- Film poster
- Turkish: Yarına Tek Bilet
- Directed by: Ozan Açıktan
- Written by: Faruk Ozerten
- Starring: Metin Akdülger; Dilan Çiçek Deniz; Tevfik Kartal;
- Production companies: OG Medya; PToT Films;
- Distributed by: Netflix
- Release date: June 19, 2020;
- Running time: 90 minutes
- Country: Turkey
- Language: Turkish

= One-Way to Tomorrow =

2020 film

One-Way to Tomorrow (Yarına Tek Bilet) is a 2020 Turkish drama film directed by Ozan Açıktan and written by Faruk Ozerten. Starring Metin Akdülger and Dilan Çiçek Deniz, the film is a remake of the 2014 Swedish film How to Stop a Wedding.
== Plot ==

A young woman, Leyla, boards a train to Izmir without a ticket. She finds herself sharing a coupé with Ali, a talkative and social young lawyer, on his way to interrupt his ex-girlfriend Burcu's wedding.
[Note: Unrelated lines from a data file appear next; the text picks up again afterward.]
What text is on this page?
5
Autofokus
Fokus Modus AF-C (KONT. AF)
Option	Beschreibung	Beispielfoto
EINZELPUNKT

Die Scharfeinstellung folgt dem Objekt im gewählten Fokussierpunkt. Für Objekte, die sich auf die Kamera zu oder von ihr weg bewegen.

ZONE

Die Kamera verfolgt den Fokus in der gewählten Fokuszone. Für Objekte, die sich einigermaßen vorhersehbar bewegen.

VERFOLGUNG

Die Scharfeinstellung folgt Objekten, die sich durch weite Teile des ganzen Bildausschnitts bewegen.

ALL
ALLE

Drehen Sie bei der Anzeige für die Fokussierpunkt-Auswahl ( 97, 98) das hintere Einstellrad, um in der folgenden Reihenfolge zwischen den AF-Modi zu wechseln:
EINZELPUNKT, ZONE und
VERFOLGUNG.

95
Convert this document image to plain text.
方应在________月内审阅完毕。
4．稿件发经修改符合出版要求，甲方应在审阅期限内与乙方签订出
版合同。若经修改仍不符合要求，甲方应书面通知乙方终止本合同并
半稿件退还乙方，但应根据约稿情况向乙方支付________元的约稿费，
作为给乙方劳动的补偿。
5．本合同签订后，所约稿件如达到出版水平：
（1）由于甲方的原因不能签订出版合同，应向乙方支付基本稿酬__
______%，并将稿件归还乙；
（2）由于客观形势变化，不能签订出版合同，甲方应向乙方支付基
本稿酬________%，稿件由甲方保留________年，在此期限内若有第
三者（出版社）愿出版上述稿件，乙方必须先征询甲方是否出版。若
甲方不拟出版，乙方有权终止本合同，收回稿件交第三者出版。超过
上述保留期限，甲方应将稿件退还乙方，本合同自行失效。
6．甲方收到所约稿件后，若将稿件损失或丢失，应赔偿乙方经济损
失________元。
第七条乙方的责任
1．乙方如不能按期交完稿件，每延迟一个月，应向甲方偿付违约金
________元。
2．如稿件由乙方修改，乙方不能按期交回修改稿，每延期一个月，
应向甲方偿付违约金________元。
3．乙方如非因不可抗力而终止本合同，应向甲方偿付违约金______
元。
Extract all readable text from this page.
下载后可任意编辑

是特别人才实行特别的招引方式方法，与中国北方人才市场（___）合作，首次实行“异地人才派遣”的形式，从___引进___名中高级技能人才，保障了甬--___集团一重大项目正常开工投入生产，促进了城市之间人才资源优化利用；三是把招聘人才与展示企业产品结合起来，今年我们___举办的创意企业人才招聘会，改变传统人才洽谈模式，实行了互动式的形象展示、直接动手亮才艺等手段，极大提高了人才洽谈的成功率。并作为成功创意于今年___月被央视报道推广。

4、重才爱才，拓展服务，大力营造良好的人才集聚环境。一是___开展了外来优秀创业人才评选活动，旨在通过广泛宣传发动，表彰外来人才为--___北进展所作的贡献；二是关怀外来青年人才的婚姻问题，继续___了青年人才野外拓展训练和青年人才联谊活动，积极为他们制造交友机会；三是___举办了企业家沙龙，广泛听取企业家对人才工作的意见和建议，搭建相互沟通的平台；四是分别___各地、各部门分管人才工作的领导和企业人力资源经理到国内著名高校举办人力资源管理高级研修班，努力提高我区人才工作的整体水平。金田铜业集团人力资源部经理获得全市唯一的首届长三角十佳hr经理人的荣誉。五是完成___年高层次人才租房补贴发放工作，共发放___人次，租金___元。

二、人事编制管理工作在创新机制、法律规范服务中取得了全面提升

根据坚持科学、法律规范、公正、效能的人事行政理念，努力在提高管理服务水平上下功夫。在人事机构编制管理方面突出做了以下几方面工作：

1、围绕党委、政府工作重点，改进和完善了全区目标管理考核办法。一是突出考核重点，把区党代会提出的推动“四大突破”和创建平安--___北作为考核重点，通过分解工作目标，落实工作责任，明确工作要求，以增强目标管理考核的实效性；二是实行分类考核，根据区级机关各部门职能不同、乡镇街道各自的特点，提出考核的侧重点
The two get of to a bumpy start, but as Leyla finds herself in trouble for not having a ticket, Ali decides to help her stay aboard. As the journey is 14 hours they decide to make peace and through the conversation find that their journeys are intertwined in unexpected ways that change their perspective on their plans and each other.

== Cast ==
- Metin Akdülger as Ali
- Dilan Çiçek Deniz as Leyla
- Tevfik Kartal as conductor
- Fatma Filiz Sencan as toll clerk
- Ömür Kayakırılmaz as taxi driver

==Release==
One-Way to Tomorrow was released on June 19, 2020.